Je les ai vu il y a deux semaines, c'était super en live.
@Meridian : je te conseille My Fictions, c'est plus screamo, mais vraiment excellent. Si tu cherches des ambiances qui respirent pas la joie, tu vas être servi :)




Zero
Membre enregistré
Posté le: 05/12/2015 à 10h23 - (118867)
...J'ai toujours un éternel coup de coeur pour l'EP "Lost Ground" de 2009 qui conceptuellement est hyper poignant (le retour d'un soldat noir dans sa patrie américaine et le cheminement qui s'en suit)...s'il n'en fallait écoute qu'une, ce serait "Home ain't never home"...après "Empty Days" assez sympathique, "Letters Home" relevait à nouveau fortement le niveau avec des tubes "Bastards". Je n'ai pas encore suffisamment écouté le dernier pour fixer un avis définitif mais il m'a l'air tout bon. Dans cette mouvance "HxC old school/new school", à côté de Heart in Hand, je conseille l'excellent groupe canadien Counterparts, son dernier opus m'a beaucoup plus! The Eyes of a Traitor (le dernier), ou Killing the Dream avec l'album "Lucky Me" (petit clin d'oeil à la pochette) :-)...



Zero
Membre enregistré
Posté le: 05/12/2015 à 10h25 - (118868)
...s'il en fallait écoutER qu'une....des tubes COMME "Bastards"...



Zero
Membre enregistré
Posté le: 05/12/2015 à 13h59 - (118870)
@DeathCrumble : je ne connaissais pas My Fictions, merci !...quelle fureur et quelle fougue sur le titre "Postcard" !!...



Bras cassé
Membre enregistré
Posté le: 05/12/2015 à 20h30 - (118877)
Superbe kro pour ce petit chef d'oeuvre. Ce type de metal n'est pas forcement ma tasse the, mais j'ai ete happe a sa decouverte, a l'ecouter jusqu'a l'abrutissement plusieurs fois par jour. Un des albums qui m'a le plus marque cette annee.

bn
Membre enregistré
Posté le: 08/12/2015 à 10h37 - (118901)
Je découvre ce groupe et c'est vraiment de la bonne !

Merki pour le chro !



MrGuitoune
IP:88.164.108.64
Invité
Posté le: 10/12/2015 à 09h42 - (118922)
Ce groupe est énorme, ça prend aux tripes, c'est bien foutu, du tout bon avec son hardcore tout en émotion et cette touche screamo qui rajoute de l'intensité à leur musique.

TamaSonorGretsch
IP:62.39.97.163
Invité
Posté le: 12/12/2015 à 12h18 - (118936)
Très bon en effet, meilleur que Letters Home mais pas encore tout à fait du niveau de Travels; manque le petit grain de folie de ce dernier !

Maxgrind
IP:78.122.6.150
Invité
Posté le: 18/01/2016 à 11h12 - (119182)
Tellement d'accord avec la chro de Seb, si ce n'est plus.

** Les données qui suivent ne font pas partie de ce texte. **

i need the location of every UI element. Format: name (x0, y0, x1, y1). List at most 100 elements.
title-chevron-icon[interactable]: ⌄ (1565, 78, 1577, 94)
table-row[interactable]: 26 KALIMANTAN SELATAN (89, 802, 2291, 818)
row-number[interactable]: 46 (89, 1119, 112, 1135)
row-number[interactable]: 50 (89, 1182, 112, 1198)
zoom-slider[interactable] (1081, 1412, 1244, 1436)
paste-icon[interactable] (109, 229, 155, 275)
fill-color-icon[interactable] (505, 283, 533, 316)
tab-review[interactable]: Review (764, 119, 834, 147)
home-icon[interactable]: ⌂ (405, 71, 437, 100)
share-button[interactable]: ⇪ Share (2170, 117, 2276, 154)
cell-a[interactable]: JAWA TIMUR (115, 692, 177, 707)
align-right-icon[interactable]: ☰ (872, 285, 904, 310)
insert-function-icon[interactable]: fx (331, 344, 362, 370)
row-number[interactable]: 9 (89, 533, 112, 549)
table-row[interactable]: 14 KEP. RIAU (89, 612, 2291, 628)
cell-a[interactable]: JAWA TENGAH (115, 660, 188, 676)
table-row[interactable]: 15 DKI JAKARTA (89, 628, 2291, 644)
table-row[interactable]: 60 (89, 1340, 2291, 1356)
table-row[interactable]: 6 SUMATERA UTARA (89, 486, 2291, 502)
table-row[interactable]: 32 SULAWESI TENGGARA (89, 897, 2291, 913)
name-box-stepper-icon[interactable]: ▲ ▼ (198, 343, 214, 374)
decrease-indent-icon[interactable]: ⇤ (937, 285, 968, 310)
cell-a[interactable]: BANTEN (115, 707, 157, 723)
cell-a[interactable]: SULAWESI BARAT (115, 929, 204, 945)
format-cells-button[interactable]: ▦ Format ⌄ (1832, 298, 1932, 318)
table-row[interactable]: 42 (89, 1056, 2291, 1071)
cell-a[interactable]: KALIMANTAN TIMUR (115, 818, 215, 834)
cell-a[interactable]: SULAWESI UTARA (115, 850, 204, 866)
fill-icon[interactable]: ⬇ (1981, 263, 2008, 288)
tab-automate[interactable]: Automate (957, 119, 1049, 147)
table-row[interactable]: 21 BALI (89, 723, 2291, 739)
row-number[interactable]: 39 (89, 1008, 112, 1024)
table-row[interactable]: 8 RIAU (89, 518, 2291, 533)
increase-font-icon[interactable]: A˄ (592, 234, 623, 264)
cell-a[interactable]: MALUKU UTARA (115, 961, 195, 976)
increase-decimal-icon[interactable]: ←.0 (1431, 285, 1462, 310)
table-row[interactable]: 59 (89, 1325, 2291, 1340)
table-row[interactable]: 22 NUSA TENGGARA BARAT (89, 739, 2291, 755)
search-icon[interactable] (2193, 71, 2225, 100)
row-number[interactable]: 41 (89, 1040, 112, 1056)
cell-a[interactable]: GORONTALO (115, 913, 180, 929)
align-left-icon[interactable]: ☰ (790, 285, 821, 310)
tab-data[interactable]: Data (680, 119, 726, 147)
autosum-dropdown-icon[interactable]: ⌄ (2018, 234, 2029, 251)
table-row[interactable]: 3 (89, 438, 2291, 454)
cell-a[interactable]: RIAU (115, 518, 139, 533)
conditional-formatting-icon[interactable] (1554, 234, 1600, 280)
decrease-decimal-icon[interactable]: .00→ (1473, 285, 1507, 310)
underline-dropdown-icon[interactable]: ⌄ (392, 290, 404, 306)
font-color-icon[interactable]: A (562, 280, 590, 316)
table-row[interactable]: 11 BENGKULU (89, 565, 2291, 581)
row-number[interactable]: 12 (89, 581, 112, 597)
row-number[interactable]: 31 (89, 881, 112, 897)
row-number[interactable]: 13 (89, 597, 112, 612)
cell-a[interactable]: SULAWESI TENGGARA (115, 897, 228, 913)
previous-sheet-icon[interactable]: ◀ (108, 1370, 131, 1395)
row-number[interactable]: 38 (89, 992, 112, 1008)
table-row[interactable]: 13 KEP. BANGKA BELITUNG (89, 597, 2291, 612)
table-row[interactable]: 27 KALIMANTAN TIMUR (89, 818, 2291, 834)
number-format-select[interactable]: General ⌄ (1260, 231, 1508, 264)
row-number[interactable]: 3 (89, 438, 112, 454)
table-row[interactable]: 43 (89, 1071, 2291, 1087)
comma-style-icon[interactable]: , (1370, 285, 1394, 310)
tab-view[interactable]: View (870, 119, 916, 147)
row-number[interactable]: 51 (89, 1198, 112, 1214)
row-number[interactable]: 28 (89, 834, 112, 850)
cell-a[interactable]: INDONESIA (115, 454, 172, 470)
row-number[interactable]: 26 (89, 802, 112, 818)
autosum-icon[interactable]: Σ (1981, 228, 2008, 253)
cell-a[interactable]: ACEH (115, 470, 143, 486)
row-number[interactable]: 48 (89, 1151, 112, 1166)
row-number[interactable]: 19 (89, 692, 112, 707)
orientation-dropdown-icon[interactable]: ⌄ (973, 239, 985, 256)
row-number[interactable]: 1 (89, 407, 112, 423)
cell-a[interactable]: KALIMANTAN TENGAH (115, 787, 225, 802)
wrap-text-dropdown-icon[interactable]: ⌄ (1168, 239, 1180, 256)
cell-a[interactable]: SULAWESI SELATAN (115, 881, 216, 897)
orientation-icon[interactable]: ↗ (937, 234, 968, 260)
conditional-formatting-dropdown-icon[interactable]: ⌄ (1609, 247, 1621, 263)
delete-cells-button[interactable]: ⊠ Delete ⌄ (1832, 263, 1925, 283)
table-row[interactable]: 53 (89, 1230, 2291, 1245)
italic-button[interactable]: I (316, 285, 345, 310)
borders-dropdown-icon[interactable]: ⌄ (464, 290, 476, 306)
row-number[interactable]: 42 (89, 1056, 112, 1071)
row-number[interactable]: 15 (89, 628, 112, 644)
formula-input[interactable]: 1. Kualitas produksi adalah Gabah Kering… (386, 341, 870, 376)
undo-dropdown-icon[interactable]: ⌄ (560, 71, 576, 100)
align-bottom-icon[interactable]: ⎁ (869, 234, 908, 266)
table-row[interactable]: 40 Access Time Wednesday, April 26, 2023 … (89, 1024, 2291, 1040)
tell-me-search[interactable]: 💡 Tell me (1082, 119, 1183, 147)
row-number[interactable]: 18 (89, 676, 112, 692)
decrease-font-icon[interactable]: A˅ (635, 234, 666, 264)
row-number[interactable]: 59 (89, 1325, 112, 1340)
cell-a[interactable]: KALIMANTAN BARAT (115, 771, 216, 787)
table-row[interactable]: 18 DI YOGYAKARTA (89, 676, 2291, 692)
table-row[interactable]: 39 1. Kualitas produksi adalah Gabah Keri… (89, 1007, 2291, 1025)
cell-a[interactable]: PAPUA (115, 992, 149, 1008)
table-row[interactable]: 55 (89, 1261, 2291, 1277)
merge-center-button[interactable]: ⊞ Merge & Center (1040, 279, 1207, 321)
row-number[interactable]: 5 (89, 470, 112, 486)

Defeater et moi, c'est une histoire d'amour. Et ce, depuis les tout débuts.

Justement, revenons en arrière à l'époque de Travels. Le commencement d'un long récit amibitieux, qui va s'étirer sur plusieurs albums.
Une histoire avec un protagoniste différent sur chaque chapitre (album), apportant leur point de vue sur leur situation respective, exprimant leurs griefs/plaintes et en interaction avec les autres personnages.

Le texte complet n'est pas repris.